Wesley House is undoubtedly an institution, and an institution located in one of the most privileged educational settings in the world. Compared with our neighbouring Cambridge colleges we have relatively few resources and much lower status and yet compared with many other educational institutions around the world our location, connections and history give us a ‘soft power’ that we need to be mindful of. For Alasdair MacIntyre, what makes it possible to use that power well is a constant cultivation of the virtues of justice, courage and truthfulness: ‘Without them, without justice, courage and truthfulness, practices could not resist the corrupting power of institutions.’21

The will to justice is a foundational virtue for MacIntyre, which is rooted in a belief in the dignity of all human persons. The will to truthfulness is the will to scrutinise the ways in which we live and use our power to see whether or not they conform to the demands of justice. Courage is essential if we are to do anything about the injustices that we see and the corruption of the practices that our institutions were founded to cultivate.

There is no doubt that theological institutions are under threat all over the world from many forces that would undermine their survival: a popular suspicion of institutions as centres of power, secularising forces that do not value the wisdom that religious institutions curate, political systems that have no investment in an educated population that can ask questions, economic pressures that render education a luxury. Yet, without institutions that cultivate practices across generations, MacIntyre argues, those practices fall into decay.

The practice that I believe Wesley House and other theological institutions cultivate is that of theological reflection. It is what Wesley House founded this journal, Holiness, to cultivate also. The sermons and the hymn I have presented here illustrate the fruit of that cultivation in texts that engage in a vital conversation about things that matter, and in which the inheritance of faith and the demands of justice, courage, and truthfulness call us to action. In one sense, they are my own texts – written and delivered by me – but in another sense, they are part of a cultivated tradition that has spanned a century of serious biblical study, theological inquiry, and practical formation that Wesley House seeks to cultivate into the future: a cultivated tradition focused on life, fruit and healing.

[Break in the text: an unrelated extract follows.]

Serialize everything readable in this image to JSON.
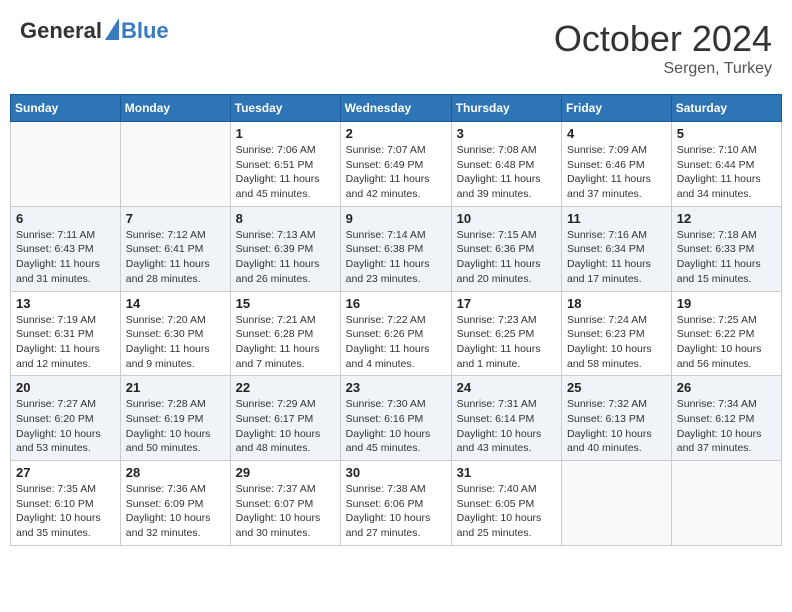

I write this commentary in a month in which we have buried two teachers of long standing at Wesley House, Kenneth Cracknell and Brian Beck: Brian, a biblical scholar and student of Wesley, and Kenneth, a missiologist and student of interfaith relations. Both had a role in shaping Wesley House and in shaping me as a disciple and as a scholar and a leader. Both helped to cultivate the practice of theological reflection for the sake of faithful engagement in God’s mission to the world, and we are indebted to them. That Wesley House remains gives us an opportunity, as Bishop Joseph Ntombura said in his centenary sermon delivered in the Wesley House chapel on 2 July, ‘to hand the baton on’.